Assim, têm-se sem hesitações, reconstruído na integra,
notáveis e magnificos Monumentos do Periodo Heróico do Movimento Moderno, tais
como o Pavilhão Mies van der Rohe (Barcelona) o Café de Unie em Roterdão
(etc.,) e têm-se restaurado em “Unidade de Estilo” Monumentos como a Fábrica
Van Nelle, O Sanatório “Zonnenstraal” em Hilversum, a “OpenluchtSchool” em
Amsterdão , etc, etc,.
Chegou-se mesmo ao ponto de propôr a construção de edifícios
nunca construídos e que tinham ficado apenas como projecto.
Esta atitude é apoiada sem reservas e aplaudida pela grande
maioria da classe arquitecta, com convicção e nostalgia.
Mas quando chegamos, à hipótese da aplicação da mesma
atitude aos Monumentos anteriores a este periodo, aí, imediatamente grita-se de
forma furiosa e indignada : “Sacrilégio”! “Sacrilégio”! “Pastiche”! Pastiche”!
Verificamos assim , dois critérios, dois pesos e duas
medidas, determinados claramente por uma ambígua, subjectiva e ideológicamente
motivada dualidade.”
António Sérgio Rosa de Carvalho
In “História das Ideias , História da Teoria da Arquitectura
e Defesa do Património”, 2010, Scribe .
OPINIÃO
Rei Docomomo
JORGE FIGUEIRA 09/12/2013 in Público
A voz trémula da gravação em português, nos voos da Iberia,
é todo um programa. Depois do vozeirão do capitão em castelhano, e do inglês
massacrado sem remorso, o som da menina aterra-nos poeticamente em Portugal.
Queríamos talvez que não fosse assim.
Uma União Ibérica? Sim, com a Espanha como região autónoma
de Portugal. Estamos no VIII Docomomo Ibérico, reunido em Málaga. Não há nada
como um bom seminário: as ponencias, os crachás, os cartões-de-visita
oferecidos furtivamente, os sacos e os mapas, as boas-vindas nos hotéis, os
jantares protocolares. Para os professores, investigadores e estudantes, é
fazer pela vida.
Aqui, no entanto, não me queixo.
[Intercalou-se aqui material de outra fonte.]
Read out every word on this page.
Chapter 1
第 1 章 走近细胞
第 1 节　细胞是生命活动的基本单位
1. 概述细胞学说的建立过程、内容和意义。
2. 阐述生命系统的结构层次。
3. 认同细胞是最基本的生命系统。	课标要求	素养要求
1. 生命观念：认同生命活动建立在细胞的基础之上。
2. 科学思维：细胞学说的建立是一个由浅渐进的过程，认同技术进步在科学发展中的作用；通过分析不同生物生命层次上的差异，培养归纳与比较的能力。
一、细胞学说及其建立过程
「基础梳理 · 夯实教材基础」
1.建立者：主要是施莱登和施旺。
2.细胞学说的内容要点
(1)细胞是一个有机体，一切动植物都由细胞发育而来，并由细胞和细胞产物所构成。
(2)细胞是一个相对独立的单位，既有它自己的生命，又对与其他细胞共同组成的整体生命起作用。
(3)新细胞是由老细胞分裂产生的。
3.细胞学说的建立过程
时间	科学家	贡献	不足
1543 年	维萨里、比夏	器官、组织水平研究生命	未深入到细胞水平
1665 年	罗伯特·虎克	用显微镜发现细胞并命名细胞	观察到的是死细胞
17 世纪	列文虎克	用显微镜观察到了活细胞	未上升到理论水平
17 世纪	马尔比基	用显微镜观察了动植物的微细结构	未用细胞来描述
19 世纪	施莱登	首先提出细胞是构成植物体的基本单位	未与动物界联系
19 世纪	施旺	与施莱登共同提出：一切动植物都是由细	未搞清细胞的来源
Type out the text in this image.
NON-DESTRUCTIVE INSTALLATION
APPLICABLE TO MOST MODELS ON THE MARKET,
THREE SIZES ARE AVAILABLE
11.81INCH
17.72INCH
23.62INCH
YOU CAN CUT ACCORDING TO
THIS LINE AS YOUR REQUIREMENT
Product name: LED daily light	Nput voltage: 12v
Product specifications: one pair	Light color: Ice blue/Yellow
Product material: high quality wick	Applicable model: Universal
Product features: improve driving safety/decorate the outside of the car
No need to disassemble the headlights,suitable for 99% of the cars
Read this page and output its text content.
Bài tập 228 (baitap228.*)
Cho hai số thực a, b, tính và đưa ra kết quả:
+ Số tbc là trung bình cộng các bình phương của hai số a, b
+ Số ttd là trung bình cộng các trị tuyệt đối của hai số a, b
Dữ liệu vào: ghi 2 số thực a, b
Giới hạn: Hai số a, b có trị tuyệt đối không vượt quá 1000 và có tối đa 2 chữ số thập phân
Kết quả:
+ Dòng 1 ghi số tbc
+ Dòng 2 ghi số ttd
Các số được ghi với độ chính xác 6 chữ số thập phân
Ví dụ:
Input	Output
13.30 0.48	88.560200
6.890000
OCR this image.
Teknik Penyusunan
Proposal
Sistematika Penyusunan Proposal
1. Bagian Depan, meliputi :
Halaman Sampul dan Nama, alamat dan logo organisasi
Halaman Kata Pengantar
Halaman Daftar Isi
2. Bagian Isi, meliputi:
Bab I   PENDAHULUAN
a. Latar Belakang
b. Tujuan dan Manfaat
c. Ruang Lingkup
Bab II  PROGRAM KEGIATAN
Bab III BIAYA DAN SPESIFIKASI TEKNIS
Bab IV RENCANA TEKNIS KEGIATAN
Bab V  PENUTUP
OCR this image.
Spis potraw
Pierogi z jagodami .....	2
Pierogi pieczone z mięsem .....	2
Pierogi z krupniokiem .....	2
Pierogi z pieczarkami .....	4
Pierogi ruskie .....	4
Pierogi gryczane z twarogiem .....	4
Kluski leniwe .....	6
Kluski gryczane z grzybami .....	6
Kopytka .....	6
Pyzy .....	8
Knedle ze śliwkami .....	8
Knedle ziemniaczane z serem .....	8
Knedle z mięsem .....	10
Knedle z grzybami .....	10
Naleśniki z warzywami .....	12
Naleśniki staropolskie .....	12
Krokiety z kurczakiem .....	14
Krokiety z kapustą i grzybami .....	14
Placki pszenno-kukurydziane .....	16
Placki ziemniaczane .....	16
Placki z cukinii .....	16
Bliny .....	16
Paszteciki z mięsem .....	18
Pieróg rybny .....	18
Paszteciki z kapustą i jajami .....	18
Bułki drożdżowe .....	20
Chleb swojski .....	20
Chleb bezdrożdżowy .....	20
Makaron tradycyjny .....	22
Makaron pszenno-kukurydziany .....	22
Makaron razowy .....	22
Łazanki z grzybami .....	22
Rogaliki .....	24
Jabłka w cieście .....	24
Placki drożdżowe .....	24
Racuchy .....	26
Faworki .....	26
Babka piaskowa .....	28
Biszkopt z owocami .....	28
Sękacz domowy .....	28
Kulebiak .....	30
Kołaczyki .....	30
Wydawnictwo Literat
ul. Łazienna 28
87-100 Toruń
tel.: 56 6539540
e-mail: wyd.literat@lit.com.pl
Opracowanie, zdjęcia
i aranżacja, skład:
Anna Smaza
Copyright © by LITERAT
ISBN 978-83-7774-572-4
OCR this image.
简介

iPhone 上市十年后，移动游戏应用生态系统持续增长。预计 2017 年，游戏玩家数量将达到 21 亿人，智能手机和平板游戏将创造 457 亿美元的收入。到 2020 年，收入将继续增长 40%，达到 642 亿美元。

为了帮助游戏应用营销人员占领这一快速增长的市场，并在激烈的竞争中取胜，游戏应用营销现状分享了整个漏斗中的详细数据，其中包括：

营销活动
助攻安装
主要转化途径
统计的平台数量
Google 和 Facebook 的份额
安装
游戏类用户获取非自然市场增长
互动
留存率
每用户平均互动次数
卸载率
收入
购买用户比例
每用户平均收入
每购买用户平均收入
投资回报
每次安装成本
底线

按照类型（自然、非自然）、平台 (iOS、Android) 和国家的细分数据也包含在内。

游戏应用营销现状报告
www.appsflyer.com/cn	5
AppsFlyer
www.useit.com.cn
Fala-se de
arquitectura-arquitectura. O Docomomo é uma organização especial, visa a
“documentação e conservação” de edifícios do “movimento moderno”. É
retro-futurista. Patrimonializa o moderno. Moderniza o património.
Muitas vezes o tom é angustiado; a falta da consideração das
pessoas ou dos poderes públicos por determinada fábrica ou por um cinema
abandonado pode chegar a arrepiar.
Às vezes melancólico é um clube feito de pessoas boas, que
genuinamente gostam das suas cidades e que dedicam a sua vida à hipotética vida
de edifícios mal-amados.
É comovente essa dedicação. Embora também possa enfurecer e
suscitar pensamentos heréticos: “o melhor, então, será mesmo demolir”, já me
ocorreu silenciosamente.
No Docomomo Brasil já assisti a discussões de vida ou morte
sobre algumas nuances da relação entre o modernismo de São Paulo e o carioca.
Em Málaga, reencontramos Victor Pérez Escolano, fluente em
sabedoria e inteligência “momo” e tudo o resto. Represento a parte rectangular
da Ibéria com o Gonçalo Canto Moniz, dedicado investigador e amigo.
Presidente do Docomomo Internacional desde 2010, Ana Tostões
encerra o encontro. Este importante cargo não foi devidamente notado a seu
tempo. O trabalho da Ana em Portugal foi pioneiro ao cruzar metodologias
historiográficas com o olhar do arquitecto, fazendo sentido de leituras que
estavam dispersas a Norte e a Sul. Este prestigiante lugar é inteiramente
merecido porque, além do mais, sendo uma estudiosa da arquitectura moderna,
conhece o antes e o depois suficientemente bem para não se enredar na afición,
que sem dúvida sente.
Como a Ana diz, nós, os portugueses, temos que ser muito
bons: falamos todas as línguas; e inventamos, a rir, a língua do desenrascanço.
A Ana ri-se, e fala-nos em castelhano e inglês impecável,
liderando com reconhecimento global o Docomomo Internacional; que inclui
dezenas de países, entre os quais o Irão.
Haverá arquitectura moderna no Irão? Uma coisa é certa: há
uma portuguesa à frente do Docomomo, que “documenta” e “conserva” edifícios
construídos desde que o betão começou a levantar paredes, e até antes.